I always thought it meant "universal," i.e., meant for all peoples of the world, an assertion I'd heard repeated countless times over the years. On the occasion of it being repeated by a columnist in his archdiocesan newspaper, Rich Leonardi has a post up pointing to a different explanation.
For an orthodox explanation of the historical meaning of the word "Catholic" in the Apostle's Creed, see this entry from Catholic Answers:
The Greek roots of the term "Catholic" mean "according to (kata-) the whole (holos)," or more colloquially, "universal." At the beginning of the second century, we find in the letters of Ignatius the first surviving use of the term "Catholic" in reference to the Church. At that time, or shortly thereafter, it was used to refer to a single, visible communion, separate from others.
The term "Catholic" is in the Apostles’, Nicene, and Athanasian creeds, and many Protestants, claiming the term for themselves, give it a meaning that is unsupported historically, ignoring the term’s use at the time the creeds were written.
.The "unsupported historically" meaning of "catholic" is, I take it, the one limited to conveying the sense of "intended for all peoples at all times and places."
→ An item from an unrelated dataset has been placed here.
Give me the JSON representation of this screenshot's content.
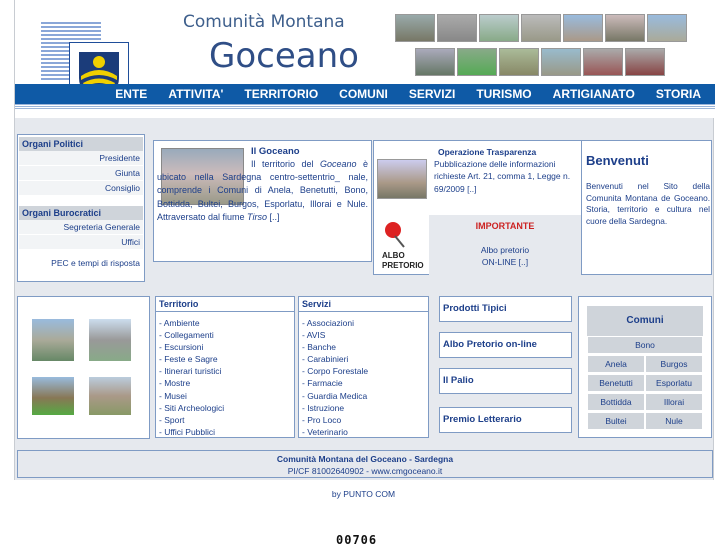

I find this interesting, and am sort of surprised at myself that I never noticed the root "holos." It still raises a few linguistic or definitional questions to me — being the sort who likes to make nice distinctions. Does "according to the whole" carry a sense of "that which we are all united in professing," i.e., a sort of one-ness? If so, how precisely does it fit into the "four marks of the Church," that is, that the Church is one, holy, catholic, and apostolic? How precisely is "catholic" (in the sense above) to be a mark that is distinct from the mark of unity, or one-ness? Perhaps "one" means nothing more or less than the unique number… mathematical unity, rather than confessional unity.